La palme d’or, il y en a une, revient à Mimouna, journaliste. A quarante quatre ans sonnés, divorcée, la tourangelle n’entend pas jouer les fourbes. Encore moins les mères pudibondes : « Je ne fais pas le ramadan ». De poursuivre, volubile : « Je fais ce que je veux ». Ses « pêchés », elle les égrène sans tabou : « Le vin, la cloppe, les mecs ».

Scolarisée chez les sœurs, elle ne renie pas sa culture. Encore moins sa religion : « Je suis musulmane de naissance ». Alors que s’est-il passé ? Pour justifier la grève, elle fait un rapide état des lieux de l’islam à l’aune de la mondialisation, ne laissant pas une miette dans son assiette. A l’entendre, le ramadan a perdu « de sa splendeur ». « La performance » remplacerait l’esprit du jeûne. Pourfendeuse des « modes », elle dénonce, à l’instar d’un imam radical, « un ramadan Koh Lanta ». Où le culte du corps,« l’obsession de la ligne » (pour vous mesdames), auraient congédié la tradition, l’humilité de la foi, la discrétion. Va-t-elle jusqu’à prendre un demi Place Casteloup, narguer les barbus en jupe devant la mosquée, rue Jules Guesde ? Non. Plan délocalisation : « Je bois ma coupe de champagne chez Marlène, un peu plus bas. On ne va tout de même pas provoquer les gens sous leur propre toit ». Si pour quelques-uns, la mutinerie prend sa source dans la bonne chère, une relecture du rite, chez elle, la révolte a un tout autre sens : « Le GIA a assassiné mon oncle et mon cousin pendant la décennie noire. Les deux seules personnes qui méritaient de porter le titre d’hommes dans ma famille.»

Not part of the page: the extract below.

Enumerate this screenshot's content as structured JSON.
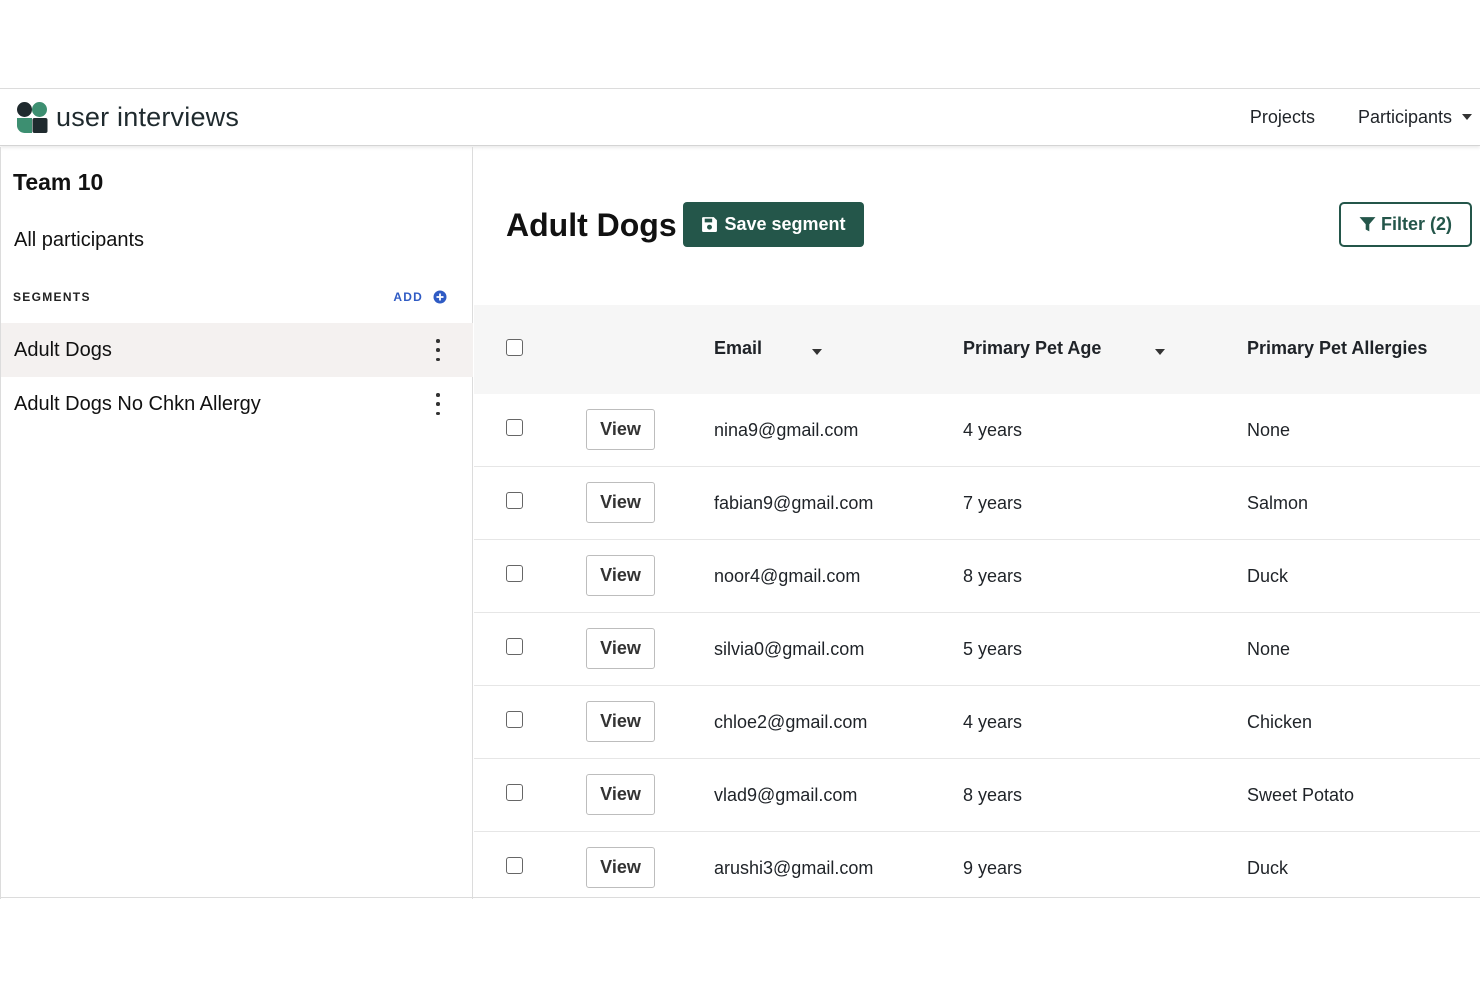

On n’hésite pas à manger du porc

Divine surprise ! Que les antireligieux « laïcards » et les populistes islamophobes se rassurent. Il y a « mille façons de faire le ramadan ». Leïla Babes, sociologue l’affirme : « Certains jeûnent mais ne prient pas. D’autres ne mangent pas mais boivent de l’eau ou du thé ». A quoi il convient d’ajouter les pratiques des jeunes placés en foyer. Les récits ne manquent pas pour étayer cette thèse. On tourne dans la cuisine. On dévalise le frigidaire quand l’adulte a le dos tourné, « pas vu pas pris » ! Et on regagne ses « appartements », butin en main. En journée, on n’hésite pas non plus à manger du porc lorsque la faim est trop tenace. Dehors, on taxe des cigarettes avec son collègue qui compte le « matos ». Provision oblige car il faut tenir. On fume aussi en cachette, malgré le règlement intérieur. L’égalité des sexes devant la nicotine ne souffre ici d’aucune discrimination. Faut-il s’en réjouir ? Puis on s’arrange avec Dieu. Inchallah.

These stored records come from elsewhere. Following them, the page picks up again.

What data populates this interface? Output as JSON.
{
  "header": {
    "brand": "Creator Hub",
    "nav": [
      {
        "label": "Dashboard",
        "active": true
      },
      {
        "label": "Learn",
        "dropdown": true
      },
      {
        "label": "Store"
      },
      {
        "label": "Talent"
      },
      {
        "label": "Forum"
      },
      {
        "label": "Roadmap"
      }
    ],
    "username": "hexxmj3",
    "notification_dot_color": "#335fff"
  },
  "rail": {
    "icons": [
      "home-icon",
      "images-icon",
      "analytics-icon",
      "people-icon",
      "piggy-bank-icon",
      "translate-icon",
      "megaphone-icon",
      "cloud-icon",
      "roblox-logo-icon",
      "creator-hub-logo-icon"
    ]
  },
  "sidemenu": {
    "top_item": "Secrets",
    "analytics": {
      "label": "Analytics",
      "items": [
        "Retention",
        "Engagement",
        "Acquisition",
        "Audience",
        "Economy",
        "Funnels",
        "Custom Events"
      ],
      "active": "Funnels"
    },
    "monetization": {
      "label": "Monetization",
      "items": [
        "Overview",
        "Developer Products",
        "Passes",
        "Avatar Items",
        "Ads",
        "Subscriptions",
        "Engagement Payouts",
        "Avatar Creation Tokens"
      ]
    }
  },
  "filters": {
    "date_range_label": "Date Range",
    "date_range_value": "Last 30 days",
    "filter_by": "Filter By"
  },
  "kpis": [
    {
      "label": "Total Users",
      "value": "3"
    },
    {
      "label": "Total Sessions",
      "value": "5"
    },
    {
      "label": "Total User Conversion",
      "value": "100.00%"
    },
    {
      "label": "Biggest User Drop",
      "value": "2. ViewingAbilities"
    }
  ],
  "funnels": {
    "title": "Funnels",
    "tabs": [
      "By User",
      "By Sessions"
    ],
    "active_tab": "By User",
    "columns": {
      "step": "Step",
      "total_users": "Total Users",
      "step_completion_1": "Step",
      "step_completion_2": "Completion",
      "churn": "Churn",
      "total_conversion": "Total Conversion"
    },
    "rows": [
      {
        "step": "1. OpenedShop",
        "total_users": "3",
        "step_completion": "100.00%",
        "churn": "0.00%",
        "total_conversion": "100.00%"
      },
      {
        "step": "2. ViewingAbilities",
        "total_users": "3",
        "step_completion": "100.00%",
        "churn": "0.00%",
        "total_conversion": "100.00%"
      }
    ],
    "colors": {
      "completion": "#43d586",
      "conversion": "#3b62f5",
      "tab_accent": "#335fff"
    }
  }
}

Cet « islam à la carte » porte un nom. Que l’on soit mineur à Ris-Orangis, Saint-Etienne, Lyon, Marseille : « le ramadan à l’américaine ». On est loin du tableau des politiques, des « essayistes militants » en mal de reconnaissance. Qui, à défaut d’avoir un projet ou de dire la vérité, annoncent « l’islamisation » rampante de la société française. Son basculement « irréversible » vers « les forces du mal ». Traduction progressiste de la  fin des temps, version millénariste athée. Chassez le religieux, il revient par une autre porte ?

Paul Moffen

 

*Zakat : C’est l’impôt social qu’un (e) musulman (e) doit verser pendant le mois du ramadan. La personne donne 2,5% de ses revenus à un pauvre. C’est une obligation. La zakat est l’un des cinq piliers de l’islam.

Les islamologues l’appellent  aussi impôt social purificateur. Accomplir cette obligation purifierait le fidèle de ses « travers », de ce qu’il/elle estime être des fautes au regard du Coran et de sa foi. En d’autres termes, cette prescription effacerait « l’ardoise ». Il/elle se rachèterait, purifierait leur âme.

*Fuqaha : Savant musulman, spécialiste de l’exégèse : le tafsir. C’est-à-dire l’interprétation, l’explication du Coran (contextualisation, historicité) et ses versets. Les Fuqaha appartiennent à différentes écoles de pensée. D’où les divergences de vues.